Partindo da admiração de Diego Rivera pelas tradicionais mexicanas, Frida pinta em si mesma um quadro de uma mulher digna de ser admirada. Por seu legado artístico, ela meramente o segue, remontando em diversos momentos a aluna adolescente em busca da sincera opinião de seu professor. Por causa de sua infidelidade, ela decide fazer o mesmo que seu marido, para aplacar a dor das subsequentes traições. Sexo livre por fora, monogamia no coração. Por considerar este homem o mais inteligente de todos, ela sabe que não pode ser uma flor com menor fragrância intelectual que outras… Ou veria sua mariposa voar para longe.
Alguns minutos depois de deixar a Casa Azul, fui ao estúdio de Diego Rivera, em San Angel, a uns quinze minutos de carro. Não fiquei surpreso com o que vi. Por mais que se chame aquele lugar também com o nome de Frida, pois muitas telas importantes da artista foram pintadas na casa-estúdio de arquitetura arrojada para a época, Kahlo aparece ali apenas duas vezes: uma banheira suja de tinta, usada como base para “Lo que el água me dio”, e um pequeno porta-retrato em uma mesa de canto, com uma Frida impaciente numa foto sem cor. Fica claro: Diego era o Universo de Frida. Frida era apenas um capítulo da história de Diego.
Talvez essa tenha se tornado minha tela preferida de Frida porque, com ela, a minha pergunta estava respondida. Sabe, eu acredito que todos nós tenhamos nossos Diegos. Pessoas, coisas, lugares ou projetos a quem chamamos “meu amigo, meu amante, meu esposo, meu pai, minha mãe, meu Universo”. Também te confesso que escrevo esse parágrafo com o coração cheio de angústia: seria minha vida devotada e condenada a estar limitada a repousar dentro de um “Diego”? Toda exposição tem limite e deixo aqui uma pausa dramática para que você reflita sobre os seus Diegos, enquanto me resguardo a não dar nomes aos meus.
No alto de uma das paredes da Casa Azul, uma frase pedia uma pausa em meus questionamentos: “eu não creio que as margens de um rio sofram por deixá-lo correr”. Poucos conseguem captar, mas a maioria das lindas frases de Frida (que amamos repetir) foi dita em contextos de muita dor, física e/ou emocional.
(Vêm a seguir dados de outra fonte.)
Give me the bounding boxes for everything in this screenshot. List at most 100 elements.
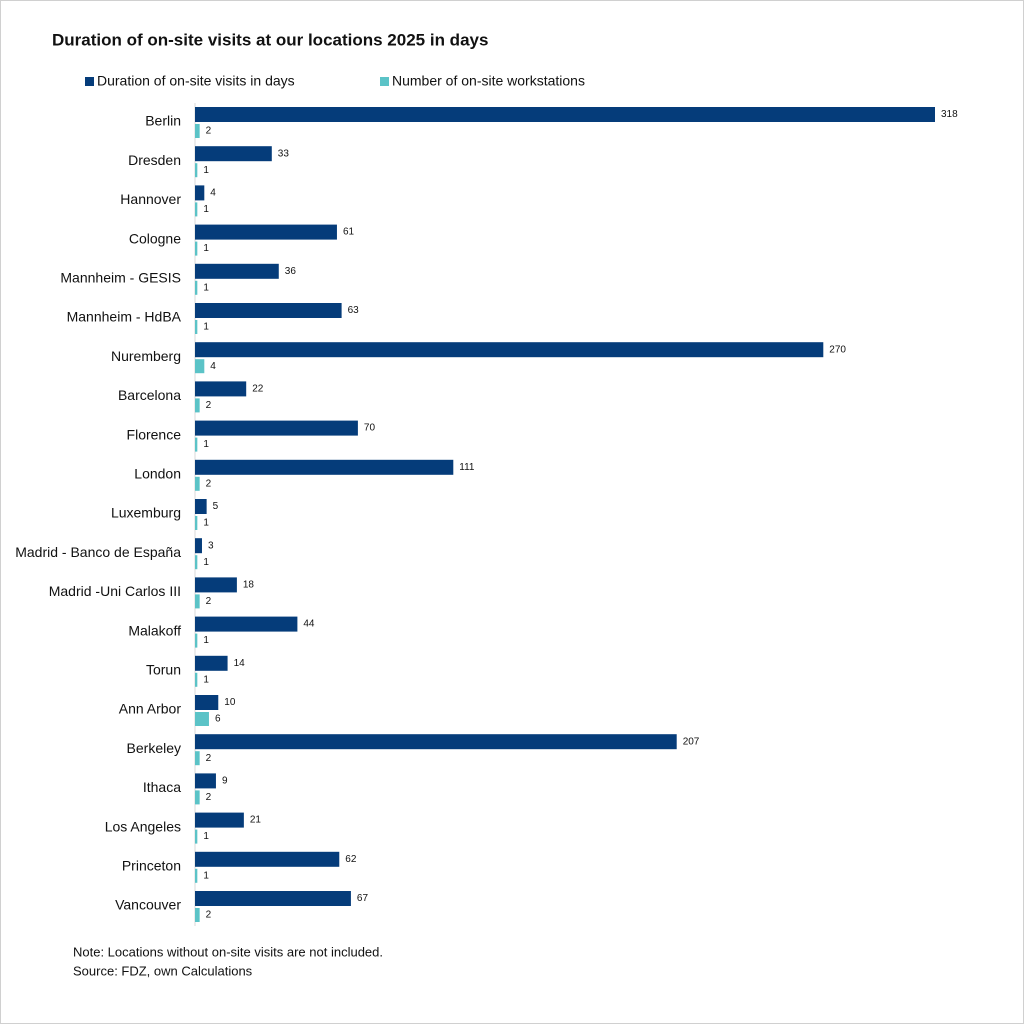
value-label: 207 — [683, 736, 700, 747]
bar — [195, 655, 228, 671]
legend-swatch — [85, 77, 94, 86]
value-label: 1 — [203, 439, 209, 450]
y-tick-label: Madrid -Uni Carlos III — [49, 583, 181, 599]
bar — [195, 303, 342, 318]
bar — [195, 124, 200, 138]
bar — [195, 672, 198, 687]
value-label: 270 — [829, 344, 846, 355]
value-label: 1 — [203, 635, 209, 646]
value-label: 2 — [206, 753, 212, 764]
value-label: 5 — [213, 501, 219, 512]
legend-label: Duration of on-site visits in days — [97, 73, 295, 89]
y-tick-label: Cologne — [129, 230, 181, 246]
bar — [195, 342, 824, 358]
bar — [195, 577, 237, 593]
bar — [195, 185, 205, 201]
legend-label: Number of on-site workstations — [392, 73, 585, 89]
bar — [195, 146, 272, 162]
value-label: 67 — [357, 893, 369, 904]
value-label: 18 — [243, 580, 255, 591]
value-label: 1 — [203, 870, 209, 881]
bar — [195, 263, 279, 279]
bar — [195, 790, 200, 805]
source: Source: FDZ, own Calculations — [73, 963, 253, 978]
note: Note: Locations without on-site visits a… — [73, 944, 383, 959]
bar — [195, 712, 209, 726]
bar — [195, 107, 935, 122]
y-tick-label: Berkeley — [127, 740, 181, 756]
y-tick-label: Ann Arbor — [119, 701, 182, 717]
bar — [195, 829, 198, 844]
bar — [195, 381, 247, 397]
bar — [195, 437, 198, 452]
bar — [195, 320, 198, 334]
bar — [195, 538, 202, 554]
y-tick-label: Florence — [127, 426, 182, 442]
bar — [195, 812, 244, 828]
y-tick-label: Mannheim - GESIS — [60, 270, 181, 286]
value-label: 4 — [210, 188, 216, 199]
y-tick-label: Nuremberg — [111, 348, 181, 364]
y-tick-label: Mannheim - HdBA — [67, 309, 182, 325]
value-label: 1 — [203, 282, 209, 293]
bar — [195, 594, 200, 609]
value-label: 70 — [364, 423, 376, 434]
bar — [195, 359, 205, 374]
bar — [195, 499, 207, 514]
bar — [195, 868, 198, 883]
y-tick-label: Dresden — [128, 152, 181, 168]
value-label: 2 — [206, 126, 212, 137]
bar — [195, 163, 198, 178]
value-label: 44 — [303, 619, 315, 630]
bar — [195, 616, 298, 632]
bar — [195, 241, 198, 256]
bar — [195, 908, 200, 922]
bar — [195, 516, 198, 530]
y-tick-label: Torun — [146, 662, 181, 678]
bar — [195, 734, 677, 750]
value-label: 1 — [203, 831, 209, 842]
value-label: 33 — [278, 148, 290, 159]
bar — [195, 459, 454, 475]
value-label: 63 — [348, 305, 360, 316]
bar — [195, 224, 337, 240]
y-tick-label: Ithaca — [143, 779, 181, 795]
y-tick-label: Vancouver — [115, 897, 181, 913]
bar — [195, 773, 216, 789]
chart-title: Duration of on-site visits at our locati… — [52, 30, 488, 49]
value-label: 2 — [206, 792, 212, 803]
value-label: 1 — [203, 518, 209, 529]
bar — [195, 891, 351, 906]
value-label: 61 — [343, 227, 355, 238]
value-label: 1 — [203, 165, 209, 176]
bar — [195, 202, 198, 217]
y-tick-label: Madrid - Banco de España — [15, 544, 181, 560]
bar — [195, 633, 198, 648]
bar — [195, 695, 219, 710]
y-tick-label: Barcelona — [118, 387, 181, 403]
y-tick-label: Hannover — [120, 191, 181, 207]
bar — [195, 280, 198, 295]
value-label: 21 — [250, 815, 262, 826]
value-label: 111 — [459, 462, 475, 473]
legend-swatch — [380, 77, 389, 86]
value-label: 2 — [206, 596, 212, 607]
value-label: 1 — [203, 322, 209, 333]
value-label: 9 — [222, 776, 228, 787]
value-label: 2 — [206, 400, 212, 411]
bar — [195, 851, 340, 867]
value-label: 4 — [210, 361, 216, 372]
value-label: 1 — [203, 557, 209, 568]
y-tick-label: Berlin — [145, 113, 181, 129]
value-label: 6 — [215, 714, 221, 725]
value-label: 62 — [345, 854, 357, 865]
value-label: 3 — [208, 540, 214, 551]
y-tick-label: London — [134, 466, 181, 482]
bar — [195, 555, 198, 570]
bar — [195, 420, 358, 436]
y-tick-label: Malakoff — [128, 622, 181, 638]
value-label: 1 — [203, 674, 209, 685]
y-tick-label: Luxemburg — [111, 505, 181, 521]
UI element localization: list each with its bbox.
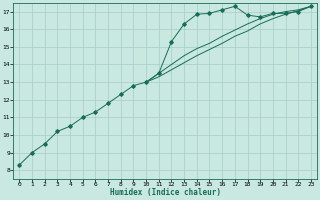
X-axis label: Humidex (Indice chaleur): Humidex (Indice chaleur) (110, 188, 220, 197)
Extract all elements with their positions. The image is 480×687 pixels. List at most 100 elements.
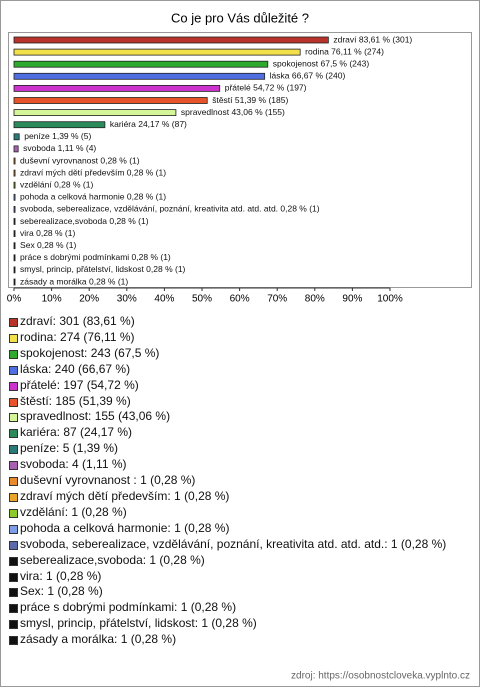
legend-label: smysl, princip, přátelství, lidskost: 1 … bbox=[20, 616, 257, 631]
legend-label: zásady a morálka: 1 (0,28 %) bbox=[20, 632, 177, 647]
bar bbox=[13, 157, 16, 165]
legend-swatch bbox=[9, 636, 18, 646]
legend-label: vira: 1 (0,28 %) bbox=[20, 568, 102, 583]
x-tick-label: 40% bbox=[154, 294, 174, 305]
legend-item: spokojenost: 243 (67,5 %) bbox=[8, 346, 470, 362]
legend-item: spravedlnost: 155 (43,06 %) bbox=[8, 409, 470, 425]
legend-swatch bbox=[9, 461, 18, 471]
source: zdroj: https://osobnostcloveka.vyplnto.c… bbox=[291, 671, 470, 682]
bar bbox=[13, 133, 20, 141]
legend-label: svoboda: 4 (1,11 %) bbox=[20, 457, 127, 472]
legend-label: přátelé: 197 (54,72 %) bbox=[20, 377, 139, 392]
legend-swatch bbox=[9, 333, 18, 343]
value-label: rodina 76,11 % (274) bbox=[305, 46, 384, 56]
bar bbox=[13, 218, 16, 225]
legend-swatch bbox=[9, 492, 18, 502]
bar bbox=[13, 48, 301, 56]
value-label: spravedlnost 43,06 % (155) bbox=[181, 107, 285, 117]
legend-swatch bbox=[9, 477, 18, 487]
x-tick-label: 30% bbox=[117, 294, 137, 305]
legend-swatch bbox=[9, 318, 18, 327]
legend-item: Sex: 1 (0,28 %) bbox=[8, 584, 470, 600]
bar bbox=[13, 230, 16, 238]
legend-item: práce s dobrými podmínkami: 1 (0,28 %) bbox=[8, 600, 470, 616]
legend-label: rodina: 274 (76,11 %) bbox=[20, 329, 135, 344]
x-tick-label: 80% bbox=[305, 294, 325, 305]
value-label: vzdělání 0,28 % (1) bbox=[20, 179, 93, 189]
legend-item: duševní vyrovnanost : 1 (0,28 %) bbox=[8, 473, 470, 489]
legend-swatch bbox=[9, 381, 18, 391]
value-label: štěstí 51,39 % (185) bbox=[212, 95, 288, 105]
bar bbox=[13, 60, 269, 68]
value-label: zdraví mých dětí především 0,28 % (1) bbox=[20, 167, 166, 177]
value-label: seberealizace,svoboda 0,28 % (1) bbox=[20, 216, 149, 226]
legend-label: štěstí: 185 (51,39 %) bbox=[20, 393, 131, 408]
legend-swatch bbox=[9, 540, 18, 550]
legend-label: láska: 240 (66,67 %) bbox=[20, 361, 131, 376]
legend-label: duševní vyrovnanost : 1 (0,28 %) bbox=[20, 473, 196, 488]
x-tick-label: 10% bbox=[42, 294, 62, 305]
legend-item: štěstí: 185 (51,39 %) bbox=[8, 394, 470, 410]
value-label: smysl, princip, přátelství, lidskost 0,2… bbox=[20, 264, 186, 274]
bar bbox=[13, 36, 329, 44]
legend-label: kariéra: 87 (24,17 %) bbox=[20, 425, 133, 440]
legend-item: přátelé: 197 (54,72 %) bbox=[8, 378, 470, 394]
legend-swatch bbox=[9, 508, 18, 518]
bar bbox=[13, 109, 177, 116]
legend-swatch bbox=[9, 445, 18, 455]
value-label: Sex 0,28 % (1) bbox=[20, 240, 76, 250]
legend-item: vzdělání: 1 (0,28 %) bbox=[8, 505, 470, 521]
value-label: svoboda, seberealizace, vzdělávání, pozn… bbox=[20, 204, 320, 214]
x-tick-label: 50% bbox=[192, 294, 212, 305]
value-label: spokojenost 67,5 % (243) bbox=[273, 58, 370, 68]
legend-label: svoboda, seberealizace, vzdělávání, pozn… bbox=[20, 536, 447, 551]
value-label: zdraví 83,61 % (301) bbox=[333, 34, 412, 44]
bar bbox=[13, 278, 16, 286]
value-label: přátelé 54,72 % (197) bbox=[225, 83, 307, 93]
bar bbox=[13, 97, 208, 104]
legend-item: svoboda: 4 (1,11 %) bbox=[8, 457, 470, 473]
bar bbox=[13, 85, 221, 92]
legend-swatch bbox=[9, 413, 18, 423]
legend-item: smysl, princip, přátelství, lidskost: 1 … bbox=[8, 616, 470, 632]
legend-item: svoboda, seberealizace, vzdělávání, pozn… bbox=[8, 537, 470, 553]
legend-label: spravedlnost: 155 (43,06 %) bbox=[20, 409, 171, 424]
legend-swatch bbox=[9, 524, 18, 534]
legend-swatch bbox=[9, 620, 18, 630]
value-label: peníze 1,39 % (5) bbox=[24, 131, 91, 141]
bar bbox=[13, 121, 106, 129]
legend-label: zdraví mých dětí především: 1 (0,28 %) bbox=[20, 488, 230, 503]
legend-item: peníze: 5 (1,39 %) bbox=[8, 441, 470, 457]
bar bbox=[13, 254, 16, 262]
legend-swatch bbox=[9, 429, 18, 439]
legend-swatch bbox=[9, 572, 18, 582]
bar bbox=[13, 266, 16, 274]
x-tick-label: 20% bbox=[79, 294, 99, 305]
x-tick-label: 100% bbox=[377, 294, 403, 305]
bar bbox=[13, 193, 16, 201]
legend-item: rodina: 274 (76,11 %) bbox=[8, 330, 470, 346]
bar bbox=[13, 205, 16, 213]
x-tick-label: 70% bbox=[267, 294, 287, 305]
value-label: duševní vyrovnanost 0,28 % (1) bbox=[20, 155, 140, 165]
value-label: vira 0,28 % (1) bbox=[20, 228, 75, 238]
legend-item: vira: 1 (0,28 %) bbox=[8, 569, 470, 585]
bar bbox=[13, 72, 266, 80]
legend-swatch bbox=[9, 604, 18, 614]
value-label: láska 66,67 % (240) bbox=[270, 71, 346, 81]
legend-item: zdraví: 301 (83,61 %) bbox=[8, 314, 470, 330]
legend-label: práce s dobrými podmínkami: 1 (0,28 %) bbox=[20, 600, 237, 615]
legend-label: pohoda a celková harmonie: 1 (0,28 %) bbox=[20, 520, 230, 535]
legend-label: zdraví: 301 (83,61 %) bbox=[20, 314, 135, 328]
value-label: pohoda a celková harmonie 0,28 % (1) bbox=[20, 192, 166, 202]
bar bbox=[13, 169, 16, 177]
legend: zdraví: 301 (83,61 %) rodina: 274 (76,11 … bbox=[8, 314, 470, 648]
value-label: práce s dobrými podmínkami 0,28 % (1) bbox=[20, 252, 171, 262]
legend-item: seberealizace,svoboda: 1 (0,28 %) bbox=[8, 553, 470, 569]
value-label: svoboda 1,11 % (4) bbox=[23, 143, 96, 153]
legend-swatch bbox=[9, 365, 18, 375]
bar bbox=[13, 242, 16, 250]
legend-item: kariéra: 87 (24,17 %) bbox=[8, 425, 470, 441]
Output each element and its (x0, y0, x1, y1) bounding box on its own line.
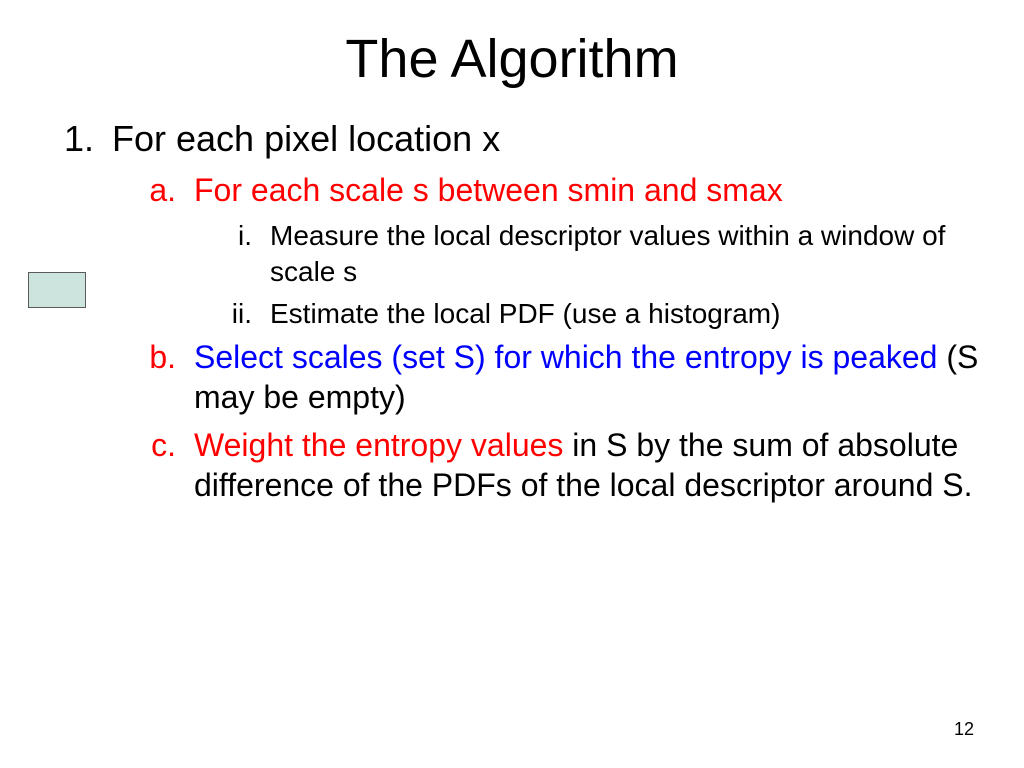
list-text: For each scale s between smin and smax (194, 170, 783, 210)
list-marker: ii. (220, 296, 270, 332)
list-marker: c. (136, 425, 194, 505)
text-span-blue: Select scales (set S) for which the entr… (194, 339, 937, 375)
list-text: Estimate the local PDF (use a histogram) (270, 296, 780, 332)
slide-content: 1. For each pixel location x a. For each… (40, 118, 984, 505)
list-item-1: 1. For each pixel location x (40, 118, 984, 160)
list-marker: b. (136, 337, 194, 417)
list-item-1b: b. Select scales (set S) for which the e… (40, 337, 984, 417)
list-item-1a: a. For each scale s between smin and sma… (40, 170, 984, 210)
slide-title: The Algorithm (40, 28, 984, 90)
list-item-1a-i: i. Measure the local descriptor values w… (40, 218, 984, 290)
list-text: Weight the entropy values in S by the su… (194, 425, 984, 505)
text-span-red: Weight the entropy values (194, 427, 563, 463)
list-marker: a. (136, 170, 194, 210)
slide: The Algorithm 1. For each pixel location… (0, 0, 1024, 768)
list-marker: 1. (50, 118, 112, 160)
list-text: For each pixel location x (112, 118, 500, 160)
highlight-box-icon (28, 272, 86, 308)
list-item-1c: c. Weight the entropy values in S by the… (40, 425, 984, 505)
list-text: Select scales (set S) for which the entr… (194, 337, 984, 417)
page-number: 12 (954, 719, 974, 740)
list-item-1a-ii: ii. Estimate the local PDF (use a histog… (40, 296, 984, 332)
list-text: Measure the local descriptor values with… (270, 218, 984, 290)
list-marker: i. (220, 218, 270, 290)
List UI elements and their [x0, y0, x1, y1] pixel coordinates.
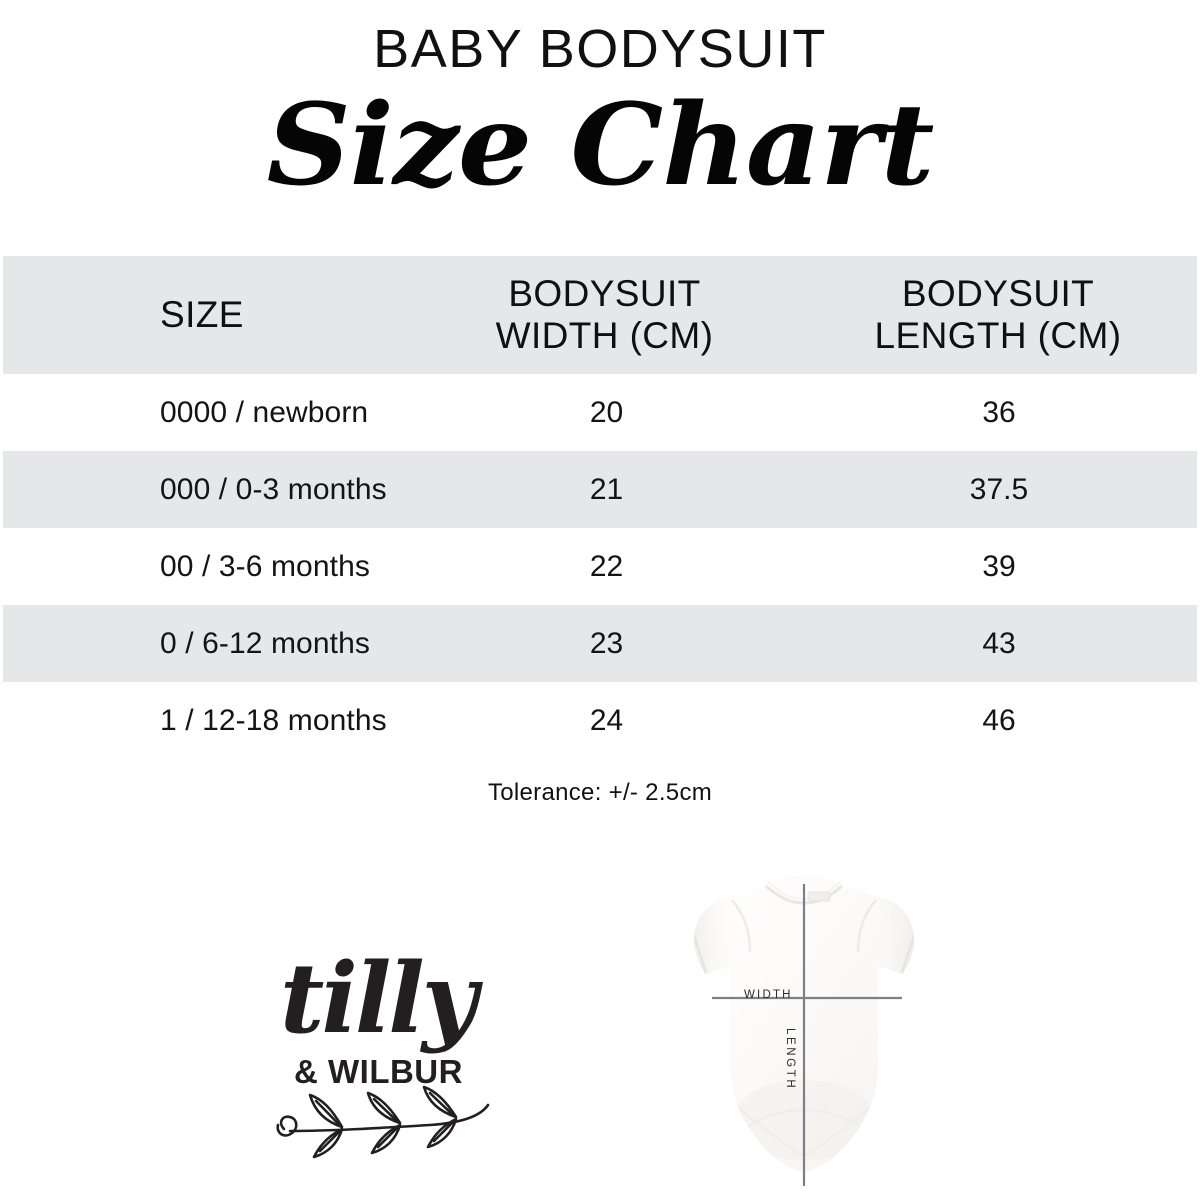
script-subtitle: Size Chart: [266, 80, 935, 211]
cell-size: 00 / 3-6 months: [160, 549, 370, 583]
cell-length: 37.5: [969, 472, 1029, 506]
column-header-width-line2: WIDTH (CM): [495, 315, 714, 356]
cell-size: 1 / 12-18 months: [160, 703, 387, 737]
table-header-row: SIZE BODYSUIT WIDTH (CM) BODYSUIT LENGTH…: [3, 256, 1197, 374]
length-label: LENGTH: [784, 1028, 796, 1091]
cell-width: 20: [589, 395, 624, 429]
column-header-length-line1: BODYSUIT: [901, 272, 1095, 314]
header-block: BABY BODYSUIT Size Chart: [0, 0, 1200, 202]
garment-tag: [807, 891, 831, 902]
size-chart-table: SIZE BODYSUIT WIDTH (CM) BODYSUIT LENGTH…: [3, 256, 1197, 759]
table-row: 0 / 6-12 months 23 43: [3, 605, 1197, 682]
column-header-width-line1: BODYSUIT: [508, 272, 701, 314]
cell-length: 46: [982, 703, 1016, 737]
table-row: 00 / 3-6 months 22 39: [3, 528, 1197, 605]
column-header-width: BODYSUIT WIDTH (CM): [412, 273, 797, 357]
page-title: BABY BODYSUIT: [373, 19, 827, 79]
bodysuit-diagram: WIDTH LENGTH: [688, 870, 920, 1190]
cell-length: 36: [982, 395, 1016, 429]
table-row: 000 / 0-3 months 21 37.5: [3, 451, 1197, 528]
cell-length: 43: [982, 626, 1016, 660]
measurement-guides: [712, 884, 902, 1186]
cell-length: 39: [982, 549, 1016, 583]
tolerance-note: Tolerance: +/- 2.5cm: [487, 779, 713, 806]
table-row: 1 / 12-18 months 24 46: [3, 682, 1197, 759]
width-label: WIDTH: [744, 989, 793, 1001]
cell-size: 000 / 0-3 months: [160, 472, 387, 506]
column-header-length-line2: LENGTH (CM): [874, 315, 1122, 356]
column-header-length: BODYSUIT LENGTH (CM): [801, 273, 1195, 357]
cell-size: 0 / 6-12 months: [160, 626, 370, 660]
cell-width: 22: [589, 549, 624, 583]
table-row: 0000 / newborn 20 36: [3, 374, 1197, 451]
column-header-size: SIZE: [160, 293, 244, 335]
cell-width: 24: [589, 703, 624, 737]
cell-size: 0000 / newborn: [160, 395, 369, 429]
cell-width: 21: [589, 472, 624, 506]
brand-name-sub: & WILBUR: [294, 1053, 463, 1090]
brand-name-script: tilly: [280, 942, 478, 1055]
cell-width: 23: [589, 626, 624, 660]
leaf-branch-icon: [270, 1083, 530, 1163]
brand-logo: tilly & WILBUR: [270, 945, 550, 1160]
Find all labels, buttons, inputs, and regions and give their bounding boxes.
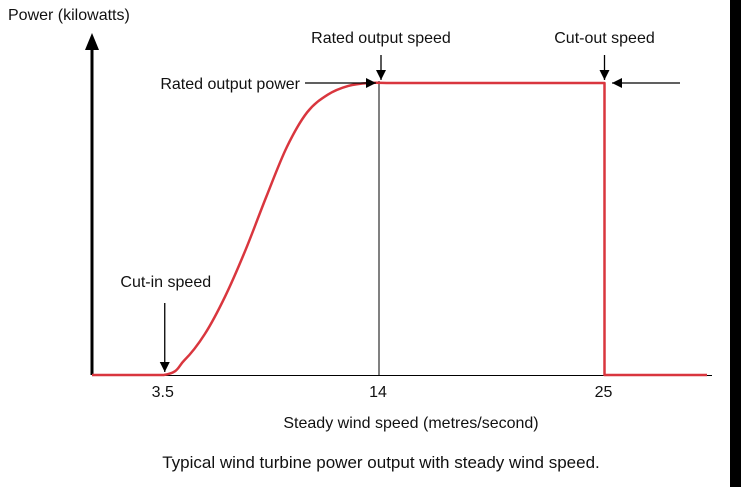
rated-speed-arrow: [376, 55, 386, 80]
cut-out-speed-label: Cut-out speed: [554, 30, 655, 47]
x-tick-labels: 3.5 14 25: [152, 384, 613, 401]
rated-power-arrow: [305, 78, 376, 88]
cut-in-speed-label: Cut-in speed: [120, 274, 211, 291]
cut-out-side-arrow: [612, 78, 680, 88]
power-curve-line: [92, 81, 707, 377]
x-tick-label: 3.5: [152, 384, 174, 401]
x-axis-label: Steady wind speed (metres/second): [283, 415, 538, 432]
rated-output-power-label: Rated output power: [160, 76, 300, 93]
cut-out-arrow: [599, 55, 610, 80]
annotation-arrows: [159, 55, 680, 372]
y-axis-label: Power (kilowatts): [8, 7, 130, 24]
figure-caption: Typical wind turbine power output with s…: [162, 453, 600, 472]
rated-output-speed-label: Rated output speed: [311, 30, 451, 47]
cut-in-arrow: [159, 303, 170, 372]
x-tick-label: 25: [595, 384, 613, 401]
x-tick-label: 14: [369, 384, 387, 401]
y-axis-arrowhead: [85, 33, 99, 50]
Ok, a dor não se vai. Não existe um plano de ação para lidar com ela. Sem pílula mágica. Sem receitas. Sem ponto 1, 2 e 3… Frida me ensina a sentir, viver e contar a dor. Em cor. Em arte. Como no quadro pintado na banheira, é sobre contar uma história e esperar que aqueles que se identificam com ela se juntem a mim, e talvez me deem a mão, como eu dei a mão à Frida.
“A dor e o sofrimento não me parecem partes da vida. A dor e o sofrimento são a própria vida”.
Um dos nomes que Frida Kahlo dava, com seu modo irônico e jocoso de sempre, ao seu grande amor era “sapo”. Ela tinha consciência da feiúra de Rivera e o chamava assim. Qual foi a minha surpresa ao ser avisado que as cinzas de Frida estavam ali em seu quarto, dentro de um vaso escultural pré-hispânico, da coleção pessoal de Diego Rivera. A escultura de um sapo.